Something for your “I hate cliches” list. When I was in college, a bunch of folks used to get together to watch old reruns of the Bob Newhart Show (the one where he’s a shrink) and play a drinking game called, “Hi, Bob.” Any time someone said “Bob” on the show meant one of the TV watchers had to take a drink. If someone
said “Hi, Bob,” it was two drinks.Anyway, there is an ESPN sportscaster — Stuart Scott — who has inspired a new generation of the “Hi, Bob” drinking game. For want of a better title, let’s call the game “Stuart Scott Sucks.” Scott has developed a whole series of pet phrases, then proceded to overuse them in such a way they’ve become more old and tired than most cliches. While airing the day’s sports highlights, Scott might note that someone “must be better because he’s on a roll,” or “is as cool as the other side of the pillow.”
He’s got dozens of these things, including one where he drops into the voice of a revival preacher and says “The Lord says you’ve got to rise up,” whenever a team starts a rally. I recently had some contact with a couple of college campuses and found out there are frats using Stuart Scott’s cliches for a drinking game similar to “Hi, Bob.” When this happens, I believe it’s time to find some new pet phrases.
About the only thing I’ve heard that compares to this, is the bar that played Seinfeld Bingo for the final Seinfeld episode. The bar put together a list of 15 recurring characters (Soup Nazi), 15 pet phrases (New-man), 15 gestures (Kramer coming in a door), 15 guest characters (Keith Hernandez) and 15 episodes (masters of their domains) and gave them all Bingo numbers. They passed out Bingo cards and gave prizes to the players who filled their Bingo cards first as the references appeared in the show’s final episode.

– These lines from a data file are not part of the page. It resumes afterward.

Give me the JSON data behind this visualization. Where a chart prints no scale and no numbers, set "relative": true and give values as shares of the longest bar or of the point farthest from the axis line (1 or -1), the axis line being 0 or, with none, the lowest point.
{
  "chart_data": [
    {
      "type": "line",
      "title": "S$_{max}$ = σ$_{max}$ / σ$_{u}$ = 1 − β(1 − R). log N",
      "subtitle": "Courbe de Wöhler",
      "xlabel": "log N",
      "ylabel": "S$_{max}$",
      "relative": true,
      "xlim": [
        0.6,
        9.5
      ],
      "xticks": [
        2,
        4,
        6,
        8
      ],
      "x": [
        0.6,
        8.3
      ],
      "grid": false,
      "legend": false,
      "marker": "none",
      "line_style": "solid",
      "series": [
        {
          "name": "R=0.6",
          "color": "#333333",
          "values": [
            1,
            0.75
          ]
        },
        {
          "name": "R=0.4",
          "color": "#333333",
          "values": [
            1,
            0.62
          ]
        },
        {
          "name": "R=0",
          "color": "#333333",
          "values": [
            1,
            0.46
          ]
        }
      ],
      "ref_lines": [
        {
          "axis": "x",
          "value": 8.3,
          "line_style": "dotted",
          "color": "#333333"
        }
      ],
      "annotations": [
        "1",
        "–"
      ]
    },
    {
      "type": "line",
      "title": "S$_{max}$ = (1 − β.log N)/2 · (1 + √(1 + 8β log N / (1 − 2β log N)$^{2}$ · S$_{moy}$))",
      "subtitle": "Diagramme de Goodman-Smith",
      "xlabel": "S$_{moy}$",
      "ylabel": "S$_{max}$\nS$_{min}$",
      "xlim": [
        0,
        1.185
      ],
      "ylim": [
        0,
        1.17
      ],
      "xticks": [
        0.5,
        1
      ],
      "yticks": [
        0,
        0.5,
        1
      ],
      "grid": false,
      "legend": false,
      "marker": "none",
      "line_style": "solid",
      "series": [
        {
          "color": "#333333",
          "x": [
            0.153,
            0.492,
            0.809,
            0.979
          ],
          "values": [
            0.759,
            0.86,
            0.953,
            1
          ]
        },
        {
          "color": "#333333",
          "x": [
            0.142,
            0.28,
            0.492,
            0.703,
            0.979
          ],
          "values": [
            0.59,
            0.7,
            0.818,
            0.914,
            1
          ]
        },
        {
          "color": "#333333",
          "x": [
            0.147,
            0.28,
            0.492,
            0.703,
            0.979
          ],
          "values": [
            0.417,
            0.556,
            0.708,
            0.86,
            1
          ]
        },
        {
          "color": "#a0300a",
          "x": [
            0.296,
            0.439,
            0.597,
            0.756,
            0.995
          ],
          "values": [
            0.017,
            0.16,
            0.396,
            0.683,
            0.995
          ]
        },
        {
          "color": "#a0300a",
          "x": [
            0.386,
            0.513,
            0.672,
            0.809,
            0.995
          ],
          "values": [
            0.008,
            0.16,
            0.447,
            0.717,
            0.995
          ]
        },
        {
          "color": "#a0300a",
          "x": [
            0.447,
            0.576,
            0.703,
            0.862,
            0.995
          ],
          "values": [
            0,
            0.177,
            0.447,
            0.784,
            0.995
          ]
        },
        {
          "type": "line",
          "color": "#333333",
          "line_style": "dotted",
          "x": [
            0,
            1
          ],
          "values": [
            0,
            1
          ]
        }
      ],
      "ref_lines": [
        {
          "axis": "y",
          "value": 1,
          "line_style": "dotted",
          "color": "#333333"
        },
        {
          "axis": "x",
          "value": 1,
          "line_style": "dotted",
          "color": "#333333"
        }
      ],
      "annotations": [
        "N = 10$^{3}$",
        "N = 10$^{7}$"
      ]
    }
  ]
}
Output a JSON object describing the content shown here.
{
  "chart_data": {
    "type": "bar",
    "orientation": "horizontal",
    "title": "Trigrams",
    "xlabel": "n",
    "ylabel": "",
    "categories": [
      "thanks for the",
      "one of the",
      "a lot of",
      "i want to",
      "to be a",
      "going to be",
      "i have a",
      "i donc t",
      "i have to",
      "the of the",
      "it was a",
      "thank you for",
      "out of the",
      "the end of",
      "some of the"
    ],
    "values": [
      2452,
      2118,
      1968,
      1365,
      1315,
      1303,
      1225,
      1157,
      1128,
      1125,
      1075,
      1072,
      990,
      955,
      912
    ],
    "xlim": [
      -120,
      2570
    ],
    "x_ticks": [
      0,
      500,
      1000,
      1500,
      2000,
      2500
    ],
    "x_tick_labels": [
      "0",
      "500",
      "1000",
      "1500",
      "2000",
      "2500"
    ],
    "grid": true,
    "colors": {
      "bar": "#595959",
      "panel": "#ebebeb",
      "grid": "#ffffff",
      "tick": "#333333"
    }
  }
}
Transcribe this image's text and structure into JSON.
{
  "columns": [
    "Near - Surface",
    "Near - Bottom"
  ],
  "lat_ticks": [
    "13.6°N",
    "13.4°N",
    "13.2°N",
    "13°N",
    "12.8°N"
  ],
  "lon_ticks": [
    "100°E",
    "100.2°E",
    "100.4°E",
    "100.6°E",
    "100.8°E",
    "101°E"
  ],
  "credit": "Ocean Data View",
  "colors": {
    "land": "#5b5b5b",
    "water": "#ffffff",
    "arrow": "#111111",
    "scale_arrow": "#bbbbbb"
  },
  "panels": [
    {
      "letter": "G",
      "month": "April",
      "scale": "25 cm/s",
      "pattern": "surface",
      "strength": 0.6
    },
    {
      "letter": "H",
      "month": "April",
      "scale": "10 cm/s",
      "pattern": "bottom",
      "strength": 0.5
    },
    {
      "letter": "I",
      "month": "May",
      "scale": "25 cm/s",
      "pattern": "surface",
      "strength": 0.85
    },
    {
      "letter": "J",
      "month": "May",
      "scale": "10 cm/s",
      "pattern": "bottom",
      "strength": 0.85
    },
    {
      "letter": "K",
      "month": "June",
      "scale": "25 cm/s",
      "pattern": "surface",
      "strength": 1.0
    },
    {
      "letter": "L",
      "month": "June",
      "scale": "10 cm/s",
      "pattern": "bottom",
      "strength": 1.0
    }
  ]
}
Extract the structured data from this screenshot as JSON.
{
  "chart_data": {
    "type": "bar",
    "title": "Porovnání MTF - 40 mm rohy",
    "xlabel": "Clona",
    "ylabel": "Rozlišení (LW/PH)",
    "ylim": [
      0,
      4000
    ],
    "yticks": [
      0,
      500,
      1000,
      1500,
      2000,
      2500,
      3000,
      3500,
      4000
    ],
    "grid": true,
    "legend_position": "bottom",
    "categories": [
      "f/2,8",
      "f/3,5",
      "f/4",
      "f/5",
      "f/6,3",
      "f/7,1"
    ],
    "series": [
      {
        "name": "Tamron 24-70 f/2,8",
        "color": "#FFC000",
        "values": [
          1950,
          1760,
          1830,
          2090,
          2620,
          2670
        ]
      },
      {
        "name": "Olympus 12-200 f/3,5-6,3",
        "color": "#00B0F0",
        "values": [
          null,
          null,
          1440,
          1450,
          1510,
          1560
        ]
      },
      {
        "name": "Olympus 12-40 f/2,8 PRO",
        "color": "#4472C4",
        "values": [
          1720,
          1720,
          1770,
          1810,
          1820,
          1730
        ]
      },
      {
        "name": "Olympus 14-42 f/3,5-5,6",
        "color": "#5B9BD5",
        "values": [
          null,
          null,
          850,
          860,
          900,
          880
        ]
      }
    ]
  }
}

Juneau Empire sports editor
P.S., I don’t know if you can find it, but in 1988 or 89, USA Today ran a story about a left-handed pitcher for the Philadelphia Phillies named Don Carman. This guy wrote up a list of about 50 sports cliches — “We’re just taking it one game at a time,” “There’s no ‘I’ in team,” etc. — and gave them all numbers. He posted the list above his locker with a note reading, “You saw the game, pick which ones you need.” When some poor scribe caught up to Carman for an interview, he’d answer the writer’s questions with numbers from his list. At least he had fun with it. I believe this took place before the famous scene in Bull Durham where Crash Davis is teaching Nuke Laloosh his cliches.